Addressing hundreds of people packed into Dublin’s Pro-Cathedral, Archbishop Diarmuid Martin then made what victims said was the most explicit apology to date for the role of the Church hierarchy in enabling the abuse.
“For them to get down on their knees, it was humbling,” said Darren McGavin, 39, who was abused as a child by a priest in his west Dublin parish. “I’ve found it hard to forgive, but today I found a small bit of closure.”
A damning 2009 Irish government report on widespread child abuse by priests in the Dublin archdiocese between 1975 and 2004 said the Church in Ireland had “obsessively” concealed the abuse.
The report said one priest admitted abusing more than 100 children. Another said he had abused children every two weeks for more than 25 years.
“For covering up crimes of abuse, and by so doing actually causing the sexual abuse of more children... we ask God’s forgiveness,” Martin told the congregation.
“The archdiocese of Dublin will never be the same again. It will always bear this wound within it.”
Martin and Cardinal Sean O’Malley of Boston, who was sent to Ireland by the Vatican to study the response of the Dublin archdiocese to sexual abuse, lay prostrate in front of an empty stone altar at the start of the service.
They later invited five women and three male victims of abuse to the altar, where they knelt down and washed their feet, a traditional Catholic gesture of humility.

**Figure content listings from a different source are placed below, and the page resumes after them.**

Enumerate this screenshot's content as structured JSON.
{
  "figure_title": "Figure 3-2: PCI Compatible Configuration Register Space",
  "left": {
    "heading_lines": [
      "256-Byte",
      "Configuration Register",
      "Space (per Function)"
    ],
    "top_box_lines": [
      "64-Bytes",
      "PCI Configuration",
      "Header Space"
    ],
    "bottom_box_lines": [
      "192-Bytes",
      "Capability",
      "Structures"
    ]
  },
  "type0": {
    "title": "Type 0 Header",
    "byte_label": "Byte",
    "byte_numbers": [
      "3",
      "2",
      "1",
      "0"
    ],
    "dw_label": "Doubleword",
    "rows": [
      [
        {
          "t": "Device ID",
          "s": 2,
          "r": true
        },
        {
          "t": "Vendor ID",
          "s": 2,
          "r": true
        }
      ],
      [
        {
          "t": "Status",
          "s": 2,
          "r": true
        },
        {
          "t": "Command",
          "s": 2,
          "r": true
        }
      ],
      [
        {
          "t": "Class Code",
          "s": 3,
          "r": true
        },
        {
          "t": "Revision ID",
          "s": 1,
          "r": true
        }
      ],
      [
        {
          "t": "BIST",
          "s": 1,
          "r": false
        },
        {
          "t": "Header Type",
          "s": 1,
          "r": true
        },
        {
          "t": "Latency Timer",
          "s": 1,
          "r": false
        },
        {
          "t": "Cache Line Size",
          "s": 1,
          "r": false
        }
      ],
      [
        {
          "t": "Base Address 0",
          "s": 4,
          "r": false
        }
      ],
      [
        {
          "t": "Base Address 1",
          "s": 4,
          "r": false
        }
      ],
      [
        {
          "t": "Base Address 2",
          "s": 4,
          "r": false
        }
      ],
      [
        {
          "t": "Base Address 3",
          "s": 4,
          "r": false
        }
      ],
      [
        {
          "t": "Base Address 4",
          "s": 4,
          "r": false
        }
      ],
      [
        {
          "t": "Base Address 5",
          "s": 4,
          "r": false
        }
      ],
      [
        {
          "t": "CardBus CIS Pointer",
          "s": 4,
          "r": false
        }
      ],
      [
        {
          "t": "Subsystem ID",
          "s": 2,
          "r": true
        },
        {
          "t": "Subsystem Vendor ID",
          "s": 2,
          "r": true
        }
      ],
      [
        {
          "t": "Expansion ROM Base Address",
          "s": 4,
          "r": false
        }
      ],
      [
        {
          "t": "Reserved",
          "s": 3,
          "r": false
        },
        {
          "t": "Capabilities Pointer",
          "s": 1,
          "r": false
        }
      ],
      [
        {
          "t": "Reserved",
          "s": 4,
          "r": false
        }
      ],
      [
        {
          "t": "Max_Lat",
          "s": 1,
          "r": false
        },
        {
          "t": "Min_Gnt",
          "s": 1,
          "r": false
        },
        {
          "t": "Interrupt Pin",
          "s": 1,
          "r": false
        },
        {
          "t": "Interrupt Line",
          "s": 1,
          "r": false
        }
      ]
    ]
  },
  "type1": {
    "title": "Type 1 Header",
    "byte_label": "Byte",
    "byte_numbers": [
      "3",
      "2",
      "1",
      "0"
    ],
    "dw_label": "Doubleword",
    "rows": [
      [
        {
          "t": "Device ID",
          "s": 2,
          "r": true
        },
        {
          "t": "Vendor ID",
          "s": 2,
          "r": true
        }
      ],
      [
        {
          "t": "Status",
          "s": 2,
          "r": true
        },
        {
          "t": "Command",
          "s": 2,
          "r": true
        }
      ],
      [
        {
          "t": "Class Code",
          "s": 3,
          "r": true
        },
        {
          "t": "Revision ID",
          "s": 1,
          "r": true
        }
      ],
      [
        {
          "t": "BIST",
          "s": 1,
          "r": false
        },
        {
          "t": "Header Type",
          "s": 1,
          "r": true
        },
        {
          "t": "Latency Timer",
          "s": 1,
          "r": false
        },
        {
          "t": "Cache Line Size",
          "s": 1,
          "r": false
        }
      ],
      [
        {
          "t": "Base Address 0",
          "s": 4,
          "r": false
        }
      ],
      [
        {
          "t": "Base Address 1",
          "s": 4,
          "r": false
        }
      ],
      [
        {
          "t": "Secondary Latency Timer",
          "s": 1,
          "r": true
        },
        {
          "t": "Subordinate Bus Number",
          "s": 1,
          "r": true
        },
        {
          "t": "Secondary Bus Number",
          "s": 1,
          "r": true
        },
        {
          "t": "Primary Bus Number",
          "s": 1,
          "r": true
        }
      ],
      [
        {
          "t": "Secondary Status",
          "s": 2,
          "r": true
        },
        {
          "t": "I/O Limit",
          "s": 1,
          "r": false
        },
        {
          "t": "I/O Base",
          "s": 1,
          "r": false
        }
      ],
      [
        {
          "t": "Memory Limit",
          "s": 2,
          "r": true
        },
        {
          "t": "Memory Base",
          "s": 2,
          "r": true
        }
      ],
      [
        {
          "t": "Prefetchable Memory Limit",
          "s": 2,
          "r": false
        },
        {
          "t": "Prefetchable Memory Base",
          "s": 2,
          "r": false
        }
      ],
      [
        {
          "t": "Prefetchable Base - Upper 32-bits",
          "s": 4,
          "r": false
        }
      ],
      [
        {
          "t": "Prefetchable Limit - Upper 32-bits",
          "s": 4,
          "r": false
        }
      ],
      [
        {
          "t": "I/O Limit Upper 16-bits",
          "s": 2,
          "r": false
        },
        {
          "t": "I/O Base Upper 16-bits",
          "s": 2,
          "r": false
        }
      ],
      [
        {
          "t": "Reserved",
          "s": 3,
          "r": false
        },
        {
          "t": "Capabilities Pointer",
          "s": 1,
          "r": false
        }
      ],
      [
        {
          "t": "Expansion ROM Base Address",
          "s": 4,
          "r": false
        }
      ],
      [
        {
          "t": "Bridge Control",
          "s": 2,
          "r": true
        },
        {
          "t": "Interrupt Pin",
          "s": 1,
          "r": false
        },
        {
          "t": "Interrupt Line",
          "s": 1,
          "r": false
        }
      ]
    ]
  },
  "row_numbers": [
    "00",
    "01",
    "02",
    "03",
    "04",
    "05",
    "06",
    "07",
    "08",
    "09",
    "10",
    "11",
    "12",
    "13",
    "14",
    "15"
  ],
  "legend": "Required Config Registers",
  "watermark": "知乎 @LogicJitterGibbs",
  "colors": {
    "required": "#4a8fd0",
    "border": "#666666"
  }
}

Three of the victims held hands and sobbed as Martin poured water on their feet and O’Malley dried them with a towel. Others stared into the distance, expressionless.
“Today was a day of liberation for me,” said one of the eight, a 63-year-old, who declined to give his name. “I never thought I’d live to see this day when the church gave full recognition for the horror that was there.”
Martin has apologized for abuse in the diocese before, but the Irish church has never as clearly acknowledged the fact that the actions of the Catholic hierarchy actually caused abuse, said abuse survivor Marie Collins.
“They were absolutely clear about the accountability of the leadership in the diocese and not just the abusers... That is something we have not heard clearly before,” said Collins, who was abused by a priest as a 12-year-old in Dublin in 1960.
Other victims of abuse were less impressed.
“Today was a sham, hollow words,” Michael O’Brien, 78, said after the liturgy, which he interrupted to tell the congregation how he was stripped naked, plunged into freezing water and whipped by a priest as a 5-year-old boy.
He said the church hierarchy continued to treat victims with disdain and were using token gestures as a public relations exercise.
“Why has the pope not apologized to the Irish people?” he said. “Washing the feet of people in this church will not give us peace.”